Saint Ignatius Loyola (1491-1556) As a young man, Ignatius Loyola was inflamed by the ideals of courtly love and knighthood and dreamed of doing great deeds. But in 1521, Ignatius was gravely wounded in a battle against the French. While recuperating, he experienced a conversion. Over the years, Ignatius became expert in the art of spiritual direction. With a small group of followers, he founded the Society of Jesus, or the Jesuits. Ignatius conceived the Jesuits as “contemplatives in action” and wanted them to go out and “find God in all things.” He is pictured among the Hungarian saints because of the Jesuits serving this parish. (Feast: 31 July)
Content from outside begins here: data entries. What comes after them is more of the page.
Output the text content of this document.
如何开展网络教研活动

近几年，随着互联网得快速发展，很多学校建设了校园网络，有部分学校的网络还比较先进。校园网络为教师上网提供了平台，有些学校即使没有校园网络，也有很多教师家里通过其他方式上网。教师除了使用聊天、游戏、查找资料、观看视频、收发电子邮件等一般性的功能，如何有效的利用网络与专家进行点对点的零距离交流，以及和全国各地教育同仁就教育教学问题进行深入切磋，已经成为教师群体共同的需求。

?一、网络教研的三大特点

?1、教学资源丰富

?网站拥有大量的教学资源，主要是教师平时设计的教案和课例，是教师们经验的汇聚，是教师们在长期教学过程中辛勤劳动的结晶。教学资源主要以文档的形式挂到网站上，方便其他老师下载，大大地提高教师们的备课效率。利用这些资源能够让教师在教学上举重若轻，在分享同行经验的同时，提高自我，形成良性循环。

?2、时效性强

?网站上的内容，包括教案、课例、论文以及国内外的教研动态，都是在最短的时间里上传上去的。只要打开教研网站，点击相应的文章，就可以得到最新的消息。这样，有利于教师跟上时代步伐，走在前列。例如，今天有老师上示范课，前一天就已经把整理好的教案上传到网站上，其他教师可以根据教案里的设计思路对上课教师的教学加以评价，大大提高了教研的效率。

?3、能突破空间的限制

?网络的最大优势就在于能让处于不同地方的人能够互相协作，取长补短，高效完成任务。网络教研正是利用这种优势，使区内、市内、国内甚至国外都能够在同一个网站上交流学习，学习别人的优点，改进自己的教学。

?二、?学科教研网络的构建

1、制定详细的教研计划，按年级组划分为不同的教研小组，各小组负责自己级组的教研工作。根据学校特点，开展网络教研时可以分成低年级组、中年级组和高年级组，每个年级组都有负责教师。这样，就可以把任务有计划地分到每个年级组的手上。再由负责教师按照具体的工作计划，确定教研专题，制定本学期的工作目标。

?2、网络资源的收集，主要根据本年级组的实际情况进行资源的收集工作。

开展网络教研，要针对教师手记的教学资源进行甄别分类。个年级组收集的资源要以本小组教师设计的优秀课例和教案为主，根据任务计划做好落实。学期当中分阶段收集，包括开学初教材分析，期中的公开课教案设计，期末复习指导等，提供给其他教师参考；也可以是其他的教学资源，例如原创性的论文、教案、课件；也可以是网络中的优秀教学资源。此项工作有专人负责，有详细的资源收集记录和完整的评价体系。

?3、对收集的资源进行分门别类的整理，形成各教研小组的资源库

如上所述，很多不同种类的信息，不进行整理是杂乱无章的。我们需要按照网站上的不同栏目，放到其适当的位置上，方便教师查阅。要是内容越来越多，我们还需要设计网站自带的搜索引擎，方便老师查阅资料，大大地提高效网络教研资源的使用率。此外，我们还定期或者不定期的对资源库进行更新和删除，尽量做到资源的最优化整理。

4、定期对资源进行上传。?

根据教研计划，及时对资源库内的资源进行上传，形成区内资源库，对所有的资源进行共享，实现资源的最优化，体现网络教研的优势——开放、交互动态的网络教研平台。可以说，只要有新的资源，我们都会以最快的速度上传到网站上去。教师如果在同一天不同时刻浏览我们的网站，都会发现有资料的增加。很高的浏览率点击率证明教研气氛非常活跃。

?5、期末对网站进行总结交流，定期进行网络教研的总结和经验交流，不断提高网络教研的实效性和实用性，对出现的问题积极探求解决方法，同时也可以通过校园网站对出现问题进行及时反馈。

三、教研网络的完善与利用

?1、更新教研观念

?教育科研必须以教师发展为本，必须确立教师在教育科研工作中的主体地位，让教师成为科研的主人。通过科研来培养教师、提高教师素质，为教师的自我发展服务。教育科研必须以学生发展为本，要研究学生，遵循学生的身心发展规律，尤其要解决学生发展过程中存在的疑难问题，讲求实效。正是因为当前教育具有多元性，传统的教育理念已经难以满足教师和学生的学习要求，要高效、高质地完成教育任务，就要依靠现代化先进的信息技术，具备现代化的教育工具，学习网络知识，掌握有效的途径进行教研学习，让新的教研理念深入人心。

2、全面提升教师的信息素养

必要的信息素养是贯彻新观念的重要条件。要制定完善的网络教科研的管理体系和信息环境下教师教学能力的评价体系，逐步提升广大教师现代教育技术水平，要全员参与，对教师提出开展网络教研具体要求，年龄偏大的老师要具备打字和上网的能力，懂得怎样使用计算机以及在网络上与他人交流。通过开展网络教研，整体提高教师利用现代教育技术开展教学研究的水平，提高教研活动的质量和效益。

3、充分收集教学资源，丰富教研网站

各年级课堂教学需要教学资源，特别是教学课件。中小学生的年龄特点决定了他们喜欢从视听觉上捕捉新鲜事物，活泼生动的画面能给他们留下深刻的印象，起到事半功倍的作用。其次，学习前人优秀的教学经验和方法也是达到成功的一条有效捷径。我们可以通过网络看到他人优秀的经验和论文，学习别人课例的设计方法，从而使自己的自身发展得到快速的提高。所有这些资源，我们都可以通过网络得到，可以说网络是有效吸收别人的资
Saint Kinga of Poland (1224–1292) is the patroness of Poland and Lithuania. She was born as the daughter of King Béla IV of Hungary, a niece of Elizabeth, and a niece of Margaret of Hungary. She reluctantly married Bolesław, the Grand Duke of Poland. Despite the marriage, the devout couple took up a vow of chastity. During her reign, Kinga was involved in charitable works, such as visiting the poor and helping the lepers. When her husband died in 1279, she sold all her material possessions and gave the money to the poor and decided to join the order of the Poor Clare nuns. (Feast: 24 July)
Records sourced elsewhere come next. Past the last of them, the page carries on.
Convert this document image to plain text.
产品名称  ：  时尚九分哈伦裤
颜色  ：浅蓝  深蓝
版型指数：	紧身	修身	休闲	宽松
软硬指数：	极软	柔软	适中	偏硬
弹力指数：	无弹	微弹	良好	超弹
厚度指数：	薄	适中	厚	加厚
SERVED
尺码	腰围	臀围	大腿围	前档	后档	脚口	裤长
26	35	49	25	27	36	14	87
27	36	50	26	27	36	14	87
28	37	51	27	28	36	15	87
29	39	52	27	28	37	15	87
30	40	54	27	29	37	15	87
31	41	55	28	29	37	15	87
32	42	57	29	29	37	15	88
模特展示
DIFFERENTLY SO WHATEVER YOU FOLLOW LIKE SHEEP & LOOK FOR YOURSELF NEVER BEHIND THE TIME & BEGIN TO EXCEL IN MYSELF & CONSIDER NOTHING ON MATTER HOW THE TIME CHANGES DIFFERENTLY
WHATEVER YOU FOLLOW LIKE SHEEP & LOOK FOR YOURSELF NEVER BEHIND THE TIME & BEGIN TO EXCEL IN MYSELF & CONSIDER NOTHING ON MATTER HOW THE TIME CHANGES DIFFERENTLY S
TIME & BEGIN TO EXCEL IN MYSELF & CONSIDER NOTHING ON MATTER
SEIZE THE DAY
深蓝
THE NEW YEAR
Martyrs of Kassa, 1619. Kassa (today: Kosice) was a Calvinist stronghold in Hungary in the early seventeenth century. These martyrs (Melichar Grodziecký was a Polish Jesuit, Marek Križín was a Croatian parish priest, István Pongrácz was a Hungarian Jesuit) came from three nations in order to offer the sacraments to Catholics who were otherwise without priests. In the Thirty Years War, after the siege of the city, the Calvinist soldiers tried to force them to abandon their faith. Upon their refusal, the priests were brutally beaten and killed. (Feast: 7 September)
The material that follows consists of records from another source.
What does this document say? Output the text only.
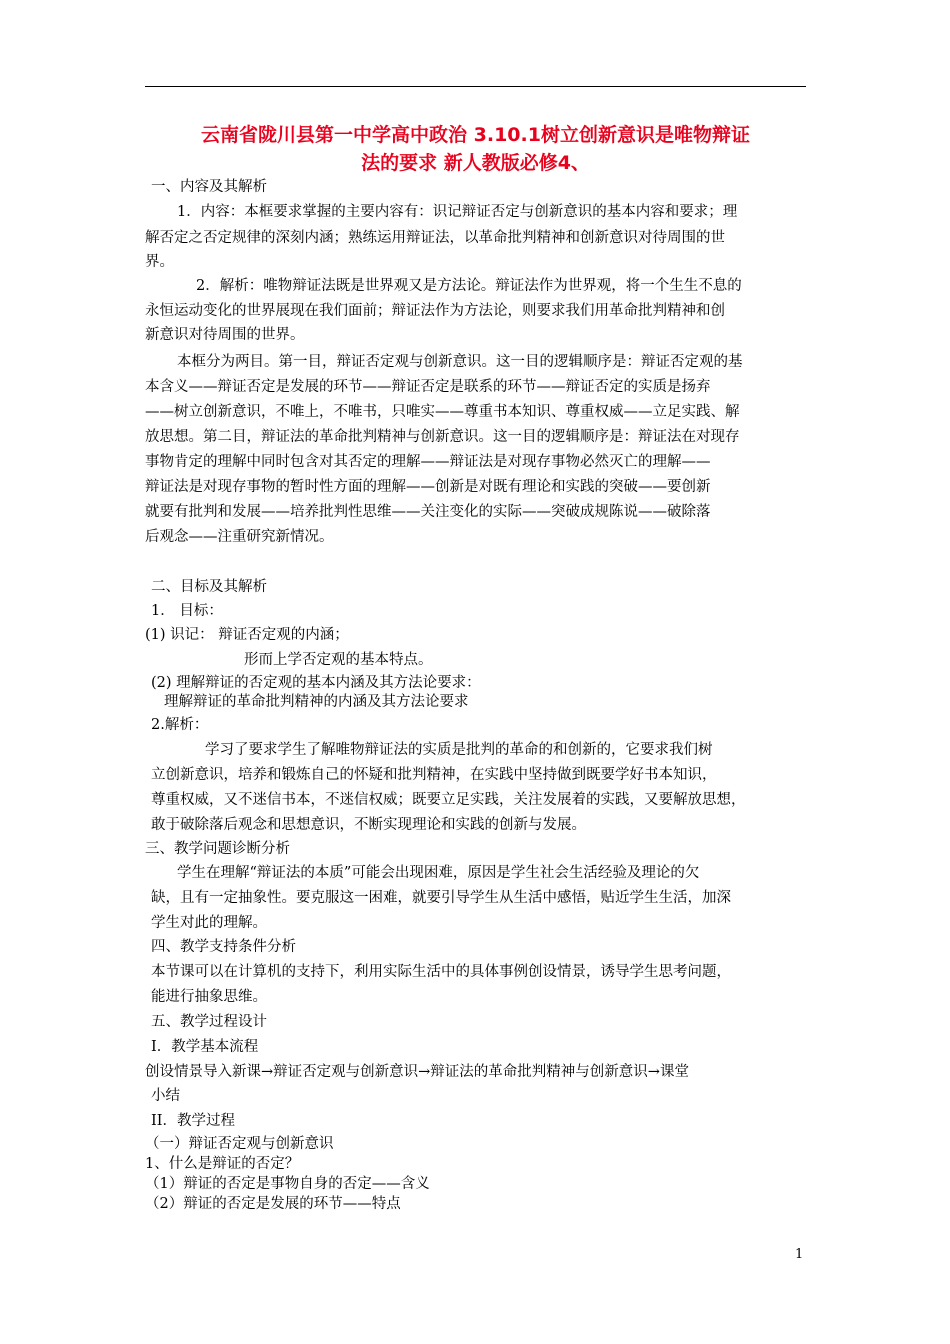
云南省陇川县第一中学高中政治 3.10.1树立创新意识是唯物辩证
法的要求 新人教版必修4、
一、内容及其解析
1．内容：本框要求掌握的主要内容有：识记辩证否定与创新意识的基本内容和要求；理
解否定之否定规律的深刻内涵；熟练运用辩证法，以革命批判精神和创新意识对待周围的世
界。
2．解析：唯物辩证法既是世界观又是方法论。辩证法作为世界观，将一个生生不息的
永恒运动变化的世界展现在我们面前；辩证法作为方法论，则要求我们用革命批判精神和创
新意识对待周围的世界。
本框分为两目。第一目，辩证否定观与创新意识。这一目的逻辑顺序是：辩证否定观的基
本含义——辩证否定是发展的环节——辩证否定是联系的环节——辩证否定的实质是扬弃
——树立创新意识，不唯上，不唯书，只唯实——尊重书本知识、尊重权威——立足实践、解
放思想。第二目，辩证法的革命批判精神与创新意识。这一目的逻辑顺序是：辩证法在对现存
事物肯定的理解中同时包含对其否定的理解——辩证法是对现存事物必然灭亡的理解——
辩证法是对现存事物的暂时性方面的理解——创新是对既有理论和实践的突破——要创新
就要有批判和发展——培养批判性思维——关注变化的实际——突破成规陈说——破除落
后观念——注重研究新情况。
二、目标及其解析
1． 目标：
(1) 识记： 辩证否定观的内涵；
形而上学否定观的基本特点。
(2) 理解辩证的否定观的基本内涵及其方法论要求：
理解辩证的革命批判精神的内涵及其方法论要求
2.解析：
学习了要求学生了解唯物辩证法的实质是批判的革命的和创新的，它要求我们树
立创新意识，培养和锻炼自己的怀疑和批判精神，在实践中坚持做到既要学好书本知识，
尊重权威，又不迷信书本，不迷信权威；既要立足实践，关注发展着的实践，又要解放思想，
敢于破除落后观念和思想意识，不断实现理论和实践的创新与发展。
三、教学问题诊断分析
学生在理解“辩证法的本质”可能会出现困难，原因是学生社会生活经验及理论的欠
缺，且有一定抽象性。要克服这一困难，就要引导学生从生活中感悟，贴近学生生活，加深
学生对此的理解。
四、教学支持条件分析
本节课可以在计算机的支持下，利用实际生活中的具体事例创设情景，诱导学生思考问题，
能进行抽象思维。
五、教学过程设计
I．教学基本流程
创设情景导入新课→辩证否定观与创新意识→辩证法的革命批判精神与创新意识→课堂
小结
II．教学过程
（一）辩证否定观与创新意识
1、什么是辩证的否定？
（1）辩证的否定是事物自身的否定——含义
（2）辩证的否定是发展的环节——特点
1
Saint Hedvig or Jadwiga (1373-1399), was the first female monarch of the Kingdom of Poland, reigning from 16 October 1384 until her death. She was the daughter of King Louis I. of Hungary. She married Jagiello of Lithuania, a pagan ruler, who became a Christian only after the marriage, and then actively promoted Christianity in Lithuania. She established new hospitals, schools and churches, and restored older ones. Jadwiga promoted the use of vernacular in church services, especially the singing of hymns in Polish and the translation of the Scriptures. She had the University of Kraków restored. (Feast: 17 July)

Our Artists

The mosaics in our church hall were designed and created at the end of the 1970’s, by the superior of the Teaching Order of Kalocsa nuns, Moullion Erzsébet M. Antonia, and members of her order. The Stations of the Cross and the terracotta picture of the Last Supper above the exit are the work of Attila Keszei, a Canadian-Hungarian artist, done in the Japanese ‘raku’ style, in 2019-20. (More about him: http://www.artterrastudio.com)

Our Organ

The Casavant organ at St. Elizabeth of Hungary Parish in Toronto was dedicated on March 11th, 1978, as part of the 50th anniversary of the founding of the parish. In 1985 Casavant Frères moved the organ from the original church location. This Casavant organ has eighteen stops across two manuals and pedals, for a total of 1180 wood and metal pipes. It was designed by György Zadubán, Director of Music at St. Elizabeth from 1960 until his death in 2003, and Prof. Ferenc Gergely (Budapest), in collaboration with Casavant’s representative Alan T. Jackson. The organ, which is built with electro-pneumatic action and is contained in two oak cases, is designed in the North Germanic style. It is versatile enough to render a broad range of the organ literature convincingly. St. Elizabeth offers a quiet, contemplative space in which to encounter great classical music. Our Music Vesper-liturgy on the last Saturday of the month can offer something much deeper than a concert alone. To encounter superb classical music performed by renowned virtuosos in the context of a short liturgy is truly the best way to connect with both the music and the space. Our plans of reconstruction – beyond a larger cleaning – are to enlarge the instrument and enrich its tonal palette, by adding a Fagott 32′ stop to the pedal, a Trompette en Chamade 8′ stop & a new memory bank to the current console.